WickedSkin said:
Anyway Yahtzee is actually making a lot of sense in his complaints here. Most RPGs is very very tolkien (mind you Lord of the Rings is a complete and utter rip off of norse mythology elves and everything even down to the mother fucking ring).
Not really. While a lot of elements were inspired by Germanic mythology, it's hardly a direct ripoff, since many things were altered and tweaked to fit Tolkien. The two rings are very different in powers, abilities and general make-up.
Something I've noticed a lot when it comes to fantasy is people ascribing most of the typical "Elf" and "Dwarf" cliches to Tolkien. Tolkien's elves were not all nature-loving, bow-stringing, haughty, holier-than-thou peaceniks: only the few seen in Lord of the Rings could possibly fit that description, and they only make a tiny percentage of the Elvish people. Tolkien's dwarves aren't Scottish, wine-guzzling drunkards either, they're more like the Hebrews than anything else. Most of the actual Elf & Dwarf stereotypes can be blamed on Dungeons & Dragons.

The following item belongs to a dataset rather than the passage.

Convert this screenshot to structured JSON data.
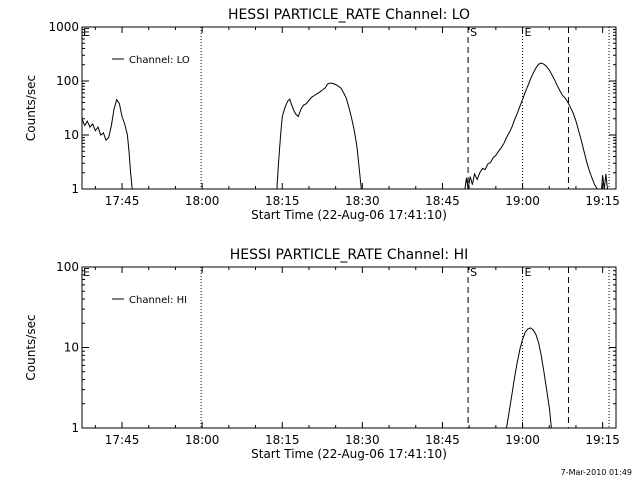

The sad thing about modern fantasy is before D&D, fantasy was innovative, and no two worlds were alike. Compare D&D to, say, the Hyborian Age of Conan: no parahuman races like elves or dwarves ruling nations next to humans, no dark lords with armies of subhuman monsters, magic is subtle & mysterious. Then compare both to Dunsany's Pegana, Lovecraft's Dreamlands, Clark Ashton Smith's Zothique and Poseidonis, Edgar Rice Burrough's Barsoom and Pellucidar, Leigh Brackett's solar system, Jack Vance's Dying Earth, A. Merritt's setting for "The Ship of Ishtar"...
Even after Tolkien & D&D, there are plenty of fantasy universes that don't ascribe to the D&D type. Le Guin's Earthsea, Moorcock's Elric universe, Wolfe's Urth, and more. There's no reason for a fantasy game to rely on the Elf/Dwarf/Dragon/Orc/Dark Lord crutch other than to function as exactly that - a crutch.